UCSC Genomics Institute software is sent in a “container” to any collaborating institution around the world that is home to a valuable but protected set of genomic data. The collaborating institution then uses the software to analyze their data within their institution’s secure environment, generating summary data that does not reveal personal information about individual patients.
The “container” ensures patient-level data meets the strict privacy rules there for the benefit of the patient, but allows researchers to collect a much wider pool of genomic data—which can lead to better clinical conclusions. The federated analysis method also eliminates issues of uploading, downloading and relocating huge data sets, which can be logistically prohibitive.

This graphical abstraction of the process of federated analysis shows how the process moves from software development at the UC Santa Cruz Genomics Institute to variant classification. Credit: James Casaletto
For this project, UCSC researchers collaborated with the RIKEN Center for Integrative Medical Sciences in Japan to analyze their biobank of BRCA1 and BRCA2 genomic data. When mutated, the inherited BRCA1 and BRCA2 genes are known to lead to an increased risk of breast, ovarian and other cancers.

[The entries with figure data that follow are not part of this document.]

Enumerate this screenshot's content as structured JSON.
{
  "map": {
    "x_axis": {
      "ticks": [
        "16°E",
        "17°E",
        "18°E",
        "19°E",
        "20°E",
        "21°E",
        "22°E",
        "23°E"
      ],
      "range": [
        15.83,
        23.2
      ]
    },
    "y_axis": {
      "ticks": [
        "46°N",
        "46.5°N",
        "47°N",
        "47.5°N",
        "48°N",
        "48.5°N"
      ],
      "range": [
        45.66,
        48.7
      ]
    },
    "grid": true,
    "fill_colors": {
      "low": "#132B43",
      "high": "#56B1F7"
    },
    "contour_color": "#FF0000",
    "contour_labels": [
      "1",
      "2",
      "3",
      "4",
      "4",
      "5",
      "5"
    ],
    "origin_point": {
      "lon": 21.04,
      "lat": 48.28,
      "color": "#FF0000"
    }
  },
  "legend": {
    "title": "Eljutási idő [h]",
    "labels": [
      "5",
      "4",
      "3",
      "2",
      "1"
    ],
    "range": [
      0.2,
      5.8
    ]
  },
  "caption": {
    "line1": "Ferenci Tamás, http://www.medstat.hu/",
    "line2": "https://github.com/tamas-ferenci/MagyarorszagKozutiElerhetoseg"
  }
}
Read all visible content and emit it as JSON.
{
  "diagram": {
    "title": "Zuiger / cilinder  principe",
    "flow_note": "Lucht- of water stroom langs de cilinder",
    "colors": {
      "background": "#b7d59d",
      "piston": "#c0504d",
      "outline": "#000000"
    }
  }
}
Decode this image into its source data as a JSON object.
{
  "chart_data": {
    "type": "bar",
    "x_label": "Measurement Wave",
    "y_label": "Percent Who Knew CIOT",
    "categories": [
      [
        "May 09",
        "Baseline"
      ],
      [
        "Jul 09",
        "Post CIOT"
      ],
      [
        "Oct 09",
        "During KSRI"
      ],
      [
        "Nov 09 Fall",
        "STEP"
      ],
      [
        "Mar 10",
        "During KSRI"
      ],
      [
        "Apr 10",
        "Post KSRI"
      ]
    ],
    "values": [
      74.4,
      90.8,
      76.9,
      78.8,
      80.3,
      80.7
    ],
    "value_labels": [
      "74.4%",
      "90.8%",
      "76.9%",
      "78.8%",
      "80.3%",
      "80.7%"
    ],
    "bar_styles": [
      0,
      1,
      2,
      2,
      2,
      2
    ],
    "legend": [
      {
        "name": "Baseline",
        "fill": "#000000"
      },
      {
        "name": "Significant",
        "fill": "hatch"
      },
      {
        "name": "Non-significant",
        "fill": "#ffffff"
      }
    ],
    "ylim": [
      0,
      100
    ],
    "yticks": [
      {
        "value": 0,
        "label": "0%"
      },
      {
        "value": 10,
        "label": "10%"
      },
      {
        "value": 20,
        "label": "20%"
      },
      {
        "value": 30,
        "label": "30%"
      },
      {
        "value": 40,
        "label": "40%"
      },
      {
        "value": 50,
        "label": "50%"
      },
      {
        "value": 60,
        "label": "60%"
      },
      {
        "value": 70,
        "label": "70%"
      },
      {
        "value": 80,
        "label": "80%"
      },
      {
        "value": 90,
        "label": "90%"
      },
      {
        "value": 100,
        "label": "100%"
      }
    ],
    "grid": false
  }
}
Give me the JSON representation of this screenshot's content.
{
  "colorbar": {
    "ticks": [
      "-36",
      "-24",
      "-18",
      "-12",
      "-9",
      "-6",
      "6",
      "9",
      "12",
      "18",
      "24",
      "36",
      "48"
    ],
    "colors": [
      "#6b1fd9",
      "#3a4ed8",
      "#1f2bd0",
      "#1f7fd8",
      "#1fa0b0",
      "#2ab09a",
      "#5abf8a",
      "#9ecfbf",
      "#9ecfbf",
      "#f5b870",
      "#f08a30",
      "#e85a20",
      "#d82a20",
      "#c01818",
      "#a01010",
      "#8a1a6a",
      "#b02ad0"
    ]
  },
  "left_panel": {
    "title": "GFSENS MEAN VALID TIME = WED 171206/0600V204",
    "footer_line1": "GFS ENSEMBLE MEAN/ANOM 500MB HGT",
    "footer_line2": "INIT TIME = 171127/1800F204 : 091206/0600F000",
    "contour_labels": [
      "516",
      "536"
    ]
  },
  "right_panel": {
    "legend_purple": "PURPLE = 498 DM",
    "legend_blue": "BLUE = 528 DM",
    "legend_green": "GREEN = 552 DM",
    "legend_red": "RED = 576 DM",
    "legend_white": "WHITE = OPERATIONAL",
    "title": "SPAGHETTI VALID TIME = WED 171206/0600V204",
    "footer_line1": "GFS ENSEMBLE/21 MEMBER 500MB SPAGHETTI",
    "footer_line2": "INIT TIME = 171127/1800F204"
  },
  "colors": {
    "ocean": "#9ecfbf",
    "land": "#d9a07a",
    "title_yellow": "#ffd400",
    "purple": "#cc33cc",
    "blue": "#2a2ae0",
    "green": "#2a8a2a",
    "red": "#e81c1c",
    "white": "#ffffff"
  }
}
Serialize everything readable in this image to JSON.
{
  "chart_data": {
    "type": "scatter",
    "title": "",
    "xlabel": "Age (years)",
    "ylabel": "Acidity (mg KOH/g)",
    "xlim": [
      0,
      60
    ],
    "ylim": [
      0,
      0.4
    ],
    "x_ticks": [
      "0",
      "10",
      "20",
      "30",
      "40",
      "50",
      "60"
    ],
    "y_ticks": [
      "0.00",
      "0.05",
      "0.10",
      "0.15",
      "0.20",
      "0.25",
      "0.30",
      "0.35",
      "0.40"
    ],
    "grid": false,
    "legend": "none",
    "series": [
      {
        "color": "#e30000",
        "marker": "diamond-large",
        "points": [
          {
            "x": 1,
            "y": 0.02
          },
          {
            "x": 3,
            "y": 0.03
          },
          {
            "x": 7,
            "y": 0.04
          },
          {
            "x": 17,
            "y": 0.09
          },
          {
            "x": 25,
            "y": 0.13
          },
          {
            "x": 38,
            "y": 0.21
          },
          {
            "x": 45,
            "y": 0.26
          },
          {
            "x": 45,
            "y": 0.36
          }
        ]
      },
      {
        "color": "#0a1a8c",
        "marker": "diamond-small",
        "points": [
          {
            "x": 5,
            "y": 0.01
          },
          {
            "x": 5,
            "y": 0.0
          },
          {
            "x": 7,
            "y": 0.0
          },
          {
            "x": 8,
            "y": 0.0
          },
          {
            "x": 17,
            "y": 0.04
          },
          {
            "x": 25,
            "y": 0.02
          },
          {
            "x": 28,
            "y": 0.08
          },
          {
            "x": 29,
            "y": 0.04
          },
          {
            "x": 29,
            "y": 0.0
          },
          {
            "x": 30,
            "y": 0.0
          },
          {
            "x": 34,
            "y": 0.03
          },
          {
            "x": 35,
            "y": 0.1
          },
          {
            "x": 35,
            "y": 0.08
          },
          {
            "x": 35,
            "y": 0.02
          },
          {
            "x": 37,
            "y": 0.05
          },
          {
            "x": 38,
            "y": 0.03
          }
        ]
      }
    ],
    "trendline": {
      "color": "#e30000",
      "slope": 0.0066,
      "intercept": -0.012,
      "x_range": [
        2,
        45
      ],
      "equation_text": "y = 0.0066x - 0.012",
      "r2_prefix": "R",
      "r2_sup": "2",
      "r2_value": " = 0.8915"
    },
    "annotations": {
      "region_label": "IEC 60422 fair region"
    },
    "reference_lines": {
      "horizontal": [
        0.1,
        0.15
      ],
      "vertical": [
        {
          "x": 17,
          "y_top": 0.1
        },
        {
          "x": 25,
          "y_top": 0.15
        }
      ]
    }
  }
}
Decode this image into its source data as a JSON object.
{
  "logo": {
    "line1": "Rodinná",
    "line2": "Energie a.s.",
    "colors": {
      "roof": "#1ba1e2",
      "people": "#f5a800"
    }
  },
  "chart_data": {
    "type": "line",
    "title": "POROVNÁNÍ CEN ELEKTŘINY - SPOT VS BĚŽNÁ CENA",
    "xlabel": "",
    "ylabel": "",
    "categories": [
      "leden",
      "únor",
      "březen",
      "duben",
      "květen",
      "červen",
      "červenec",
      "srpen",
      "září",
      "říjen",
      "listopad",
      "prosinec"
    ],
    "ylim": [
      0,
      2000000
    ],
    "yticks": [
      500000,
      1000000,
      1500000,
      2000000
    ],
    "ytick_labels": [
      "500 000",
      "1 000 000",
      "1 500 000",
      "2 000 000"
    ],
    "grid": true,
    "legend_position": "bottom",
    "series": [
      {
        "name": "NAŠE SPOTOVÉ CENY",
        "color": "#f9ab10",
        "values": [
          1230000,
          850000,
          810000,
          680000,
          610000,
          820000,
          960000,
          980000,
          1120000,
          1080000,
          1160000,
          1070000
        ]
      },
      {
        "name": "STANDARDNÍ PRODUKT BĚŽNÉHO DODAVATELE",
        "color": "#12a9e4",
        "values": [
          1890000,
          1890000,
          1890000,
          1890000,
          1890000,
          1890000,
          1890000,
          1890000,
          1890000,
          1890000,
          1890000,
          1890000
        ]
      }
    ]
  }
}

Using the data method, the researchers made multiple discoveries about which specific variants in the BRCA1 and BRCA2 genes lead to cancer and which leave patients unaffected, moving the needle on a number of previously uncertain variants. This is the first application of federated analysis to enable classification of previously unclassified genetic variants.
“[The paper is] a proof of concept that we have this container technology, we’ve leveraged it for BRCA1 and BRCA2, we’ve also demonstrated in the research that it can be used for other genes—genotypes and phenotypes,” said Casaletto.
In addition, by partnering with RIKEN and integrating more Japanese genomic data, the research team was able to diversify the mostly white database.
“The genetics of white people are highly over-represented, the genetics of non-white people are much more of a mystery, due to a lot of historical biases in data collection,” said Melissa Cline, a research scientist at the UCSC Genomics Institute. “We were able to add a little more knowledge on Japanese genetics than was previously available.”
While, Cline and Casaletto’s research had an immediate affect on the diversity of data, the widespread use of federated analysis in the future could make a monumental difference.
“Further collaboration using federated analysis with institutes worldwide could similarly do much to address the lack of representation of non-white people and empower institutions that may be resource-poor to contribute to the global genomic data pool,” said Cline. “What's been done in the past is basically a lot less data sharing, so the name of the game is really global data sharing.”